Maurice Thiriet was born 2 May 1906 in Meulan (France). He enrolled at the Paris conservatory in 1925 and studied under Charles Koechlin (counteroint, fugue), Alexia Roland-Manuel (orchestration), Emile Schwartz (solfege) and Charles Silver (harmony). He completed his studies in 1931 and then focussed on a career as a composer. A first success his ballet "La Nuit venitienne" that was performed at the Paris Opera in 1939. In 1940 Maurice Thiriet was drafted for military service in World War II. He was captured very soon and imprisoned at the prisoner-of-war camp Stalag IX A (together with Jean Martinon and Raymond Gallois-Montbrun!), but released in 1941. He returned to Paris where he hid his composer colleague Manuel Rosenthal from the Nazi occupants. His work "Oedipe-Roi" for narrator, choir and orchestra, composed during his detention, was premiered in Paris in 1942 with Jean Cocteau as narrator, the Chorale Yvonne Gouverne and the Orchestre de la Societe des Concerts du Conservatoire under Charles Münch.
The following years and decades of Maurice Thiriet seemed to be less unsettling. There is little information about him beside the fact that he continued to compose and over the years made his mark as a composer of especially film music and ballets. He also composed chamber music, songs, orchestral music, a flute and a harp concerto, but today is best remembered for film and stage music. Maurice Thiriet composed 13 ballets during his lifetime as well as music for over 150 films. Among these works are the film music for "Children of Paradise" (together with Joseph Kosma) or "Le Bataillon du ciel" (together with Manuel Rosenthal) or the ballets "L'oeuf a la coque" and "Deuil en vingt quatre Heurs" by Roland Petit.
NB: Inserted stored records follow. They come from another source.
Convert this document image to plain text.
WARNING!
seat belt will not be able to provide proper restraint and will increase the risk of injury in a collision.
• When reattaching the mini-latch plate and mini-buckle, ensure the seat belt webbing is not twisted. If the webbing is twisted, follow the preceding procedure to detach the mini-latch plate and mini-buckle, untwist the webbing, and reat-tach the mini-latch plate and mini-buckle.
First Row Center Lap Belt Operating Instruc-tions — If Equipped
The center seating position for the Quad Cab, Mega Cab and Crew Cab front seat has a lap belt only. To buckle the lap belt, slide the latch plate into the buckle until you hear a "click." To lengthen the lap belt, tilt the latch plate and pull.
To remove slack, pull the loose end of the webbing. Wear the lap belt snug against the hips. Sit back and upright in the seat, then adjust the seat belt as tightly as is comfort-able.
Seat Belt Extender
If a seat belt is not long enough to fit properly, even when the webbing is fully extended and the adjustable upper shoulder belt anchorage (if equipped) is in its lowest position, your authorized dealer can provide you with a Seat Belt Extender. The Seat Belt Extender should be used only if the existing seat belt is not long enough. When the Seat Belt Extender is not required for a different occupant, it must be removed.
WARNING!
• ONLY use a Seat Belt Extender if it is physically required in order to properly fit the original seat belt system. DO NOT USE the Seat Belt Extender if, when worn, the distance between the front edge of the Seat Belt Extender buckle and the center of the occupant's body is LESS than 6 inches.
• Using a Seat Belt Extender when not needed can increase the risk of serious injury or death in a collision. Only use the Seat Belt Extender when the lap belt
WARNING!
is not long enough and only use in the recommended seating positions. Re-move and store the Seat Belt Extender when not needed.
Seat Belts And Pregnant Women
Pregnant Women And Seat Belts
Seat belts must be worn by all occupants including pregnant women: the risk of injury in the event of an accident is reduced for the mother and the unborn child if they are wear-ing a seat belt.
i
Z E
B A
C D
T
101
Maurice Thiriet died on 28 September 1972 in Puys-Bracquemont (France).
Atout coeur
In my possession is the autograph full score of the ballet "Atout coeur" by Maurice Thiriet. The ballet was composed in 1959 for a performance of the Ludmilla Tcherina Ballet. The premiere took place on 18 February 1959 at the Theatre Sarah-Bernhardt in Paris in a choreography by Don Lurio. Further performances for example were danced later that year at the Cambridge Theatre in London where it run under the title "Hearts are trumps".
The full score consists of 87 pages, all clean and accurate written in ink. Then the scores breaks up and is completed by a rushing hand in pencil. At the end of the score the composer wrote "completed with greatest care on 12 February 1959 at 4.45' am". That fits with the overall picture of the score. Curiously Maurice Thiriet wrote the mentioned words not in French below his score but in Croatian: "krajnjim nepozom dovršeno 12. veljače 59 u 4.45' ujutro". I found no explanation for this.
In addition to the full score I also own the handwritten parts of a performance.